• La dame de pique. Anne Li

    La nuit était déjà bien avancée quand Simone de Bertignac referma son livre- la dame de pique d’Alexandre Pouchkine- regrettant presque de l’avoir si rapidement dévoré. « Bravo Madame la comtesse -s’exclama t-elle tout haut-à bien mal acquis ne profite jamais " Puis elle rajouta en s’esclaffant « Quel benêt quand même cet Hermann, se donner tant de mal pour usurper la combinaison gagnante pour au final se méprendre en confondant l’as et la dame de pique ».

     

    Le vieux Eugène dérangé dans son sommeil sursauta, bougonna quelque peu en jetant un regard ensommeillé à sa femme puis habitué à ses extravagances replongea dans les doux bras de Morphée, sans se hasarder à lui poser la moindre question.

     

    Dans l’obscurité totale de la nuit Simone fût hantée par des souvenirs lointains et ne put trouver le sommeil. Elle aussi comme Anna Fedotovna, avait un jour mis le doigt dans l’engrenage ! Emportée par cette frénésie diabolique du gain, ce besoin compulsif de jouer et de jouer encore, elle avait durant plusieurs années côtoyer l’enfer. Peut être était elle prédestinée à cela! 

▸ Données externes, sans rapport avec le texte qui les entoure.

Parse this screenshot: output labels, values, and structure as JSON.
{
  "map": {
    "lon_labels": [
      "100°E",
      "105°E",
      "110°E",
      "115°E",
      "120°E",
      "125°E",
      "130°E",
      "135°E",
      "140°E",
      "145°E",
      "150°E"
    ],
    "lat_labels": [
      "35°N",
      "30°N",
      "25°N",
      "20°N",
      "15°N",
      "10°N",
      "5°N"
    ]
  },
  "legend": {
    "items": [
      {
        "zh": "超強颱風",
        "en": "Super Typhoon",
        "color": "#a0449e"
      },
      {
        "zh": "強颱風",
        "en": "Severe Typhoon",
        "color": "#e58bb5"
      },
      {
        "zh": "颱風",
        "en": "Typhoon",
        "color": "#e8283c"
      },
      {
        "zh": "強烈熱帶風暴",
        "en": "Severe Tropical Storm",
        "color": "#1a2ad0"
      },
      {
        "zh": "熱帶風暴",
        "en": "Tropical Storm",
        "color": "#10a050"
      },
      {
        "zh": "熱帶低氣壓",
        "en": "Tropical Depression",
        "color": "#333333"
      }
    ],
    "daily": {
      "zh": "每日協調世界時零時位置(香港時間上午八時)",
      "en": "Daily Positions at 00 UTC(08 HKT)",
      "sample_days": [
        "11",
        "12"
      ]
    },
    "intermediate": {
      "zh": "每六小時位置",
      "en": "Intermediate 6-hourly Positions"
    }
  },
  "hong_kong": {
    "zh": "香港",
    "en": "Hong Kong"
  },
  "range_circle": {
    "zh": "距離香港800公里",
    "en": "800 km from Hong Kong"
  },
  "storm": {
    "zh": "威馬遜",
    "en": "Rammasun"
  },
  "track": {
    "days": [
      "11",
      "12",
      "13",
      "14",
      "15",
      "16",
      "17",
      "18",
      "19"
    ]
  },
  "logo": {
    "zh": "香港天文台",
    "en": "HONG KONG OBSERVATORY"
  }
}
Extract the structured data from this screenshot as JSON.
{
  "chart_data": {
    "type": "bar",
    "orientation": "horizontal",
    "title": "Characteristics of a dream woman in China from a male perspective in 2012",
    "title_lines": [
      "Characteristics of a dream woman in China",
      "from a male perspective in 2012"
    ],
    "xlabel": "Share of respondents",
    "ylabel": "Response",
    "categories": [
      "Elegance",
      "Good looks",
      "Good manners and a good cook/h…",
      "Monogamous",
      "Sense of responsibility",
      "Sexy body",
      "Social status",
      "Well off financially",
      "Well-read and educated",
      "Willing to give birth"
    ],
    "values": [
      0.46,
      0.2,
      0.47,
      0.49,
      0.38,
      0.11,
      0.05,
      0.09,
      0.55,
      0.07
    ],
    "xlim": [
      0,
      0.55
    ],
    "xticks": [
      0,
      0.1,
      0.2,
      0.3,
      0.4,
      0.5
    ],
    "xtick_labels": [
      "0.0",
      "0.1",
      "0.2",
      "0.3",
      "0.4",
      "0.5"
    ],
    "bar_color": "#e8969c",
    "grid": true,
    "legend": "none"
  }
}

    Issue d’une famille bourgeoise, elle avait longtemps vécu avec ses parents près de Vincennes et avait alors baigné très tôt dans cette atmosphère exaltante et quelque peu enivrante du jeu. Son père passionné de courses de chevaux, sans être cependant un joueur invétéré, l’amenait régulièrement le dimanche à l’hippodrome, occasion pour elle d’être un peu seule avec ce père qu’elle voyait si peu en semaine. Elle aimait ce lieu particulier, fascinée déjà par l’excitation qui y régnait, l’ambiance festive et conviviale qui s’y dégageait.


    Ses parents possédaient également une villa au bord de mer à Tourgeville à proximité de Deauville et  y venaient chaque été. Deauville déjà réputée pour sa station balnéaire, son cadre exceptionnel, son casino, ses hôtels, était à l’époque le lieu de villégiature des gens aisés et s’y retrouvait en période estival tout le gratin parisien.


    A la mort de ses parents, dans les années soixante, elle avait  27 ans, la propriété De Deauville lui était revenue. Dans la tradition familiale , Simone avait continué à y venir chaque été, retrouvant là ses souvenirs et son cercle de relations.


    Le casino avait le vent en pourpre. Lieu branché et incontournable pour la jeunesse dorée, elle y retrouvait ses amis et l’ambiance si particulière et exaltante qu’elle aimait tant enfant. Dans ce décor fastueux où tout était conçu pour que la clientèle s’y installe dans la durée, Simone perdit rapidement pied.

    Elle connut tout d’abord, comme beaucoup, l’ivresse des premiers gains quand tout vous réussit puis s’ensuivirent les premières pertes qui vous poussent à aller toujours plus loin pour se refaire jusqu’au jour où, endettée, elle avait fini par sombrer dans le désespoir le plus total.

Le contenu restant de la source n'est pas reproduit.